A debit card is really just an addition to a checking or savings account, it merely facilitates the bank customer’s ability to draw on funds that are already available in an account or through overdraft. It replaces a paper check with an electronic impulse that directs the bank to transfer funds to the customer (at an ATM) or a third party (a sales transaction.)
The paying bank’s obligation to pay becomes final at the moment that it authorizes payment to a merchant.
So, it’s an electronic funds transfer regulated by the federal Electronic Funds Transfer Act (EFTA). Debit cards can be PIN-based or PIN-less. The EFTA requires that debit cards have some minimal security feature for confirming transactions, either by PIN or some other method (i.e. signature/photograph/fingerprints) else the cardholder is not liable at all.

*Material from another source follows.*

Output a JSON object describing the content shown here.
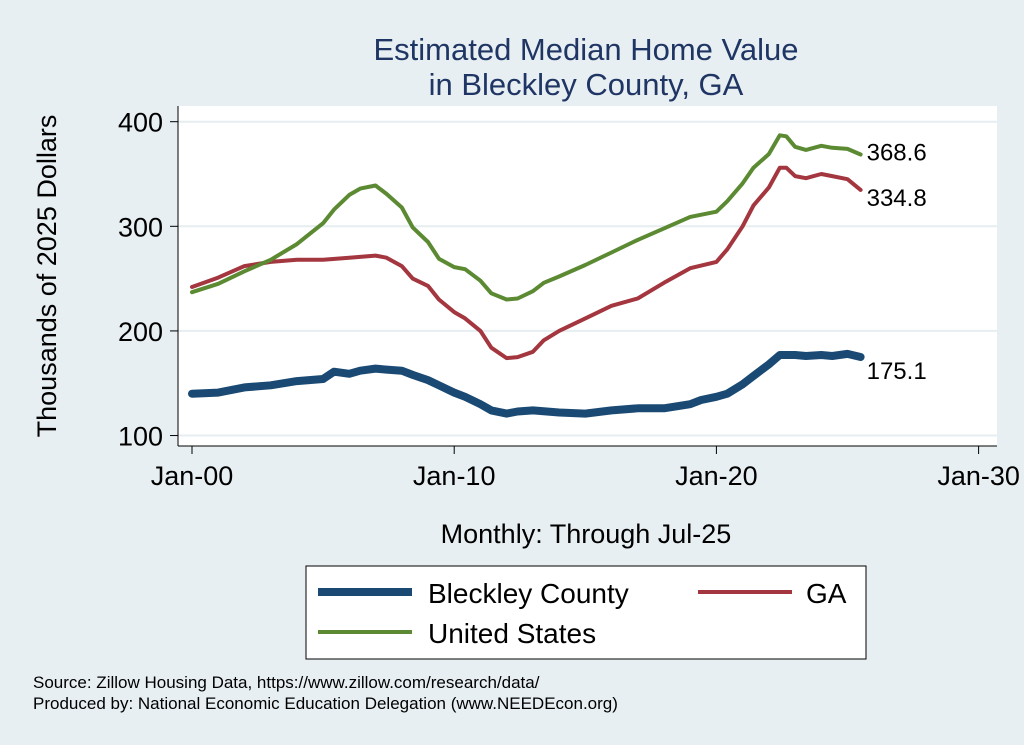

In the event of an unauthorized/fraudulent debit transaction, the network rules by contractual arrangements, places the risk of loss on the bank as between the merchant and the bank.
The rationale is that the bank is in a better position to mitigate the loss than the merchant because the bank designed the cards and maintains the system for authorizing withdrawals. Thus, with respect to debit transactions, the merchant generally wins and the EFTA provides limited liability for the bank customer, the details of which I need not go into, leaving the bank mostly SoL.
One of my favorite questions to hear at my job is "why didn't you ask for my SSN(or pin) when using my card, my bank requires that, to which I reply "funny your bank didn't require that to authorize the charge" but that mostly just makes me an ass.